EVANGELIO
He visto al Señor y me ha dado este mensaje.
+ Del santo Evangelio según san Juan: 20, 11-18
El día de la resurrección, María se había quedado llorando junto al sepulcro de Jesús. Sin dejar de llorar, se asomó al sepulcro y vio dos ángeles vestidos de blanco, sentados en el lugar donde había estado el cuerpo de Jesús, uno en la cabecera y el otro junto a los pies. Los ángeles le preguntaron: “¿Por qué estás llorando, mujer?”. Ella les contestó: “Porque se han llevado a mi Señor y no sé dónde lo habrán puesto”.
Dicho esto, miró hacia atrás y vio a Jesús de pie, pero no sabía que era Jesús. Entonces él le dijo: “Mujer, ¿por qué estás llorando? ¿A quién buscas?”. Ella, creyendo que era el jardinero, le respondió: “Señor, si tú te lo llevaste, dime dónde lo has puesto”. Jesús le dijo: “¡María!”. Ella se volvió y exclamó: “¡Rabuní!”, que en hebreo significa ‘maestro’. Jesús le dijo: “Déjame ya, porque todavía no he subido al Padre. Ve a decir a mis hermanos: ‘Subo a mi Padre y su Padre, a mi Dios y su Dios’ “.
María Magdalena se fue a ver a los discípulos para decirles que había visto al Señor y para darles su mensaje.
Palabra del Señor. Gloria a ti, Señor Jesús.
PREGONES (Reflexión del Santo Evangelio según san Juan 20, 11-18)
La Compañía de María, Madre de los Sacerdotes
«Jesucristo, el Hijo de Dios, ¡ha resucitado! Y nos ha enviado un mensaje: “subo a mi Padre y su Padre, a mi Dios y su Dios”, para comunicarnos que, por su pasión y su muerte, nos ha ganado la dignidad de hijos de Dios.

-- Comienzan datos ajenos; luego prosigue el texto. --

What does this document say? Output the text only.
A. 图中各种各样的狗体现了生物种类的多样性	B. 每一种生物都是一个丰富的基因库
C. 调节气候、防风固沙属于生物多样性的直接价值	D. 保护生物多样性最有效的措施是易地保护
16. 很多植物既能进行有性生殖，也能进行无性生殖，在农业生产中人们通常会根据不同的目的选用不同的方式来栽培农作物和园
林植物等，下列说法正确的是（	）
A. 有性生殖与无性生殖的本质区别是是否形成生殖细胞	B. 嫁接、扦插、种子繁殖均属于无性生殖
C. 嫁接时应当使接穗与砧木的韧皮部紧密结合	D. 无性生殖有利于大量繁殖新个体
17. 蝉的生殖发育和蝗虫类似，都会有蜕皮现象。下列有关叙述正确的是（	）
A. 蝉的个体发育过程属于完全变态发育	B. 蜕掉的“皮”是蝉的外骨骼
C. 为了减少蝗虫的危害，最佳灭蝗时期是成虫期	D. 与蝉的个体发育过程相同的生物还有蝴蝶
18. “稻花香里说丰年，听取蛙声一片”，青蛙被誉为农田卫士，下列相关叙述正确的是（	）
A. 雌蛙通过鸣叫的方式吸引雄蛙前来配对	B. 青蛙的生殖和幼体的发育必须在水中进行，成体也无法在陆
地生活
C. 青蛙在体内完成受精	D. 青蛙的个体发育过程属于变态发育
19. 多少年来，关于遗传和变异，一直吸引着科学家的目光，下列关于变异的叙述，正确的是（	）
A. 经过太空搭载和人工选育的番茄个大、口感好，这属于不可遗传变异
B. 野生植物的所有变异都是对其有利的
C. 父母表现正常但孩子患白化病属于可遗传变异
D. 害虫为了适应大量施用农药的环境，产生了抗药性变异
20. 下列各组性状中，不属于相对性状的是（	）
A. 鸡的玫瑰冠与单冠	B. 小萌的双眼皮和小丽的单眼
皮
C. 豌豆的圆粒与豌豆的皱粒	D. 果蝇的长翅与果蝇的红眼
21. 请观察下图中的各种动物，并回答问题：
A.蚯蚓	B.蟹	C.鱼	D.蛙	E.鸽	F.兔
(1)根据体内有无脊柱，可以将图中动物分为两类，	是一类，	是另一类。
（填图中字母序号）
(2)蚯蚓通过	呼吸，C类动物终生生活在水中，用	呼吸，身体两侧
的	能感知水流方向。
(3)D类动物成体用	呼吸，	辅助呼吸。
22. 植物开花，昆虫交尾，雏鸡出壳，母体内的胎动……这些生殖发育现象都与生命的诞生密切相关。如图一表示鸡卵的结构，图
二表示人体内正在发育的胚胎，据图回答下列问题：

Hemos sido salvados y tenemos, por filiación divina, el derecho a la vida de su resurrección. Y nos ha dado por heredad el Paraíso.

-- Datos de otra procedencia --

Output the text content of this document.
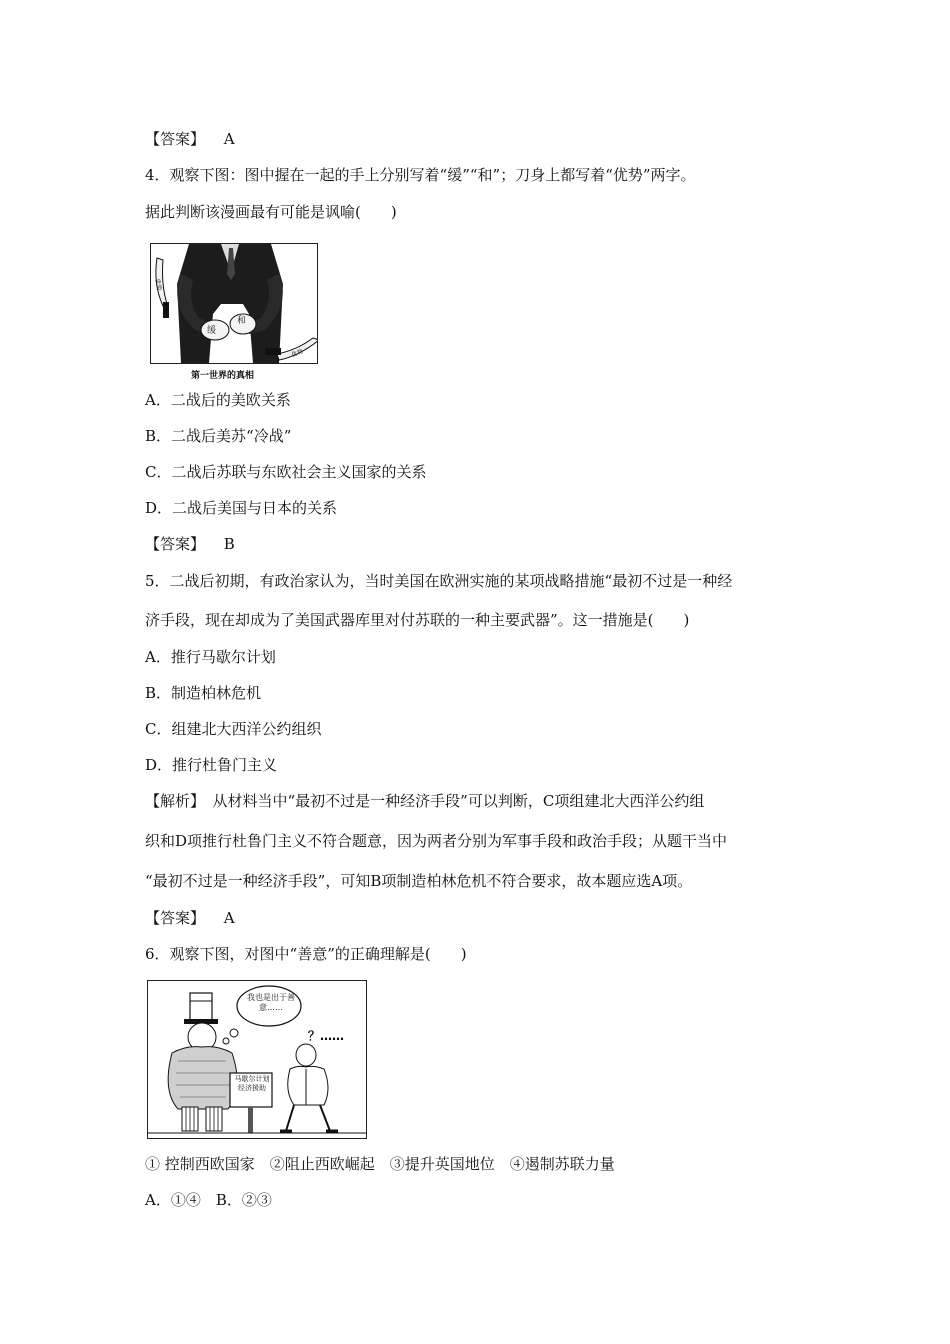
【答案】 A
4．观察下图：图中握在一起的手上分别写着“缓”“和”；刀身上都写着“优势”两字。
据此判断该漫画最有可能是讽喻(　　)
缓
和
优势
优势
第一世界的真相
A．二战后的美欧关系
B．二战后美苏“冷战”
C．二战后苏联与东欧社会主义国家的关系
D．二战后美国与日本的关系
【答案】 B
5．二战后初期，有政治家认为，当时美国在欧洲实施的某项战略措施“最初不过是一种经
济手段，现在却成为了美国武器库里对付苏联的一种主要武器”。这一措施是(　　)
A．推行马歇尔计划
B．制造柏林危机
C．组建北大西洋公约组织
D．推行杜鲁门主义
【解析】　从材料当中“最初不过是一种经济手段”可以判断，C项组建北大西洋公约组
织和D项推行杜鲁门主义不符合题意，因为两者分别为军事手段和政治手段；从题干当中
“最初不过是一种经济手段”，可知B项制造柏林危机不符合要求，故本题应选A项。
【答案】 A
6．观察下图，对图中“善意”的正确理解是(　　)
我也是出于善意……
？……
马歇尔计划经济援助
① 控制西欧国家　②阻止西欧崛起　③提升英国地位　④遏制苏联力量
A．①④　B．②③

El Señor ha hecho maravillas, es un milagro patente. El Señor es compasivo y misericordioso, es el Todopoderoso, que tanto nos ha amado, que nos ha dado a su único Hijo para salvarnos y hacernos uno con Él, para poder llamarlo Padre.
¡Alégrate! Que tus lágrimas sean de alegría. No busques entre los muertos al que está vivo. Reconoce a Cristo resucitado en el prójimo. Ora a tu Padre y tu Dios. Compórtate, trátalo y pídele como un verdadero hijo, porque lo eres.
Participa de la alegría de tu Señor resucitado, y lleva su mensaje a todo el mundo, para que crean en Él y se salven. Su mensaje es de triunfo, de amor y de esperanza. Tu Señor te ha traído la buena nueva y te envía a transmitirla. No tengas miedo, ten confianza, porque ¿a quién no le gusta recibir buenas noticias?».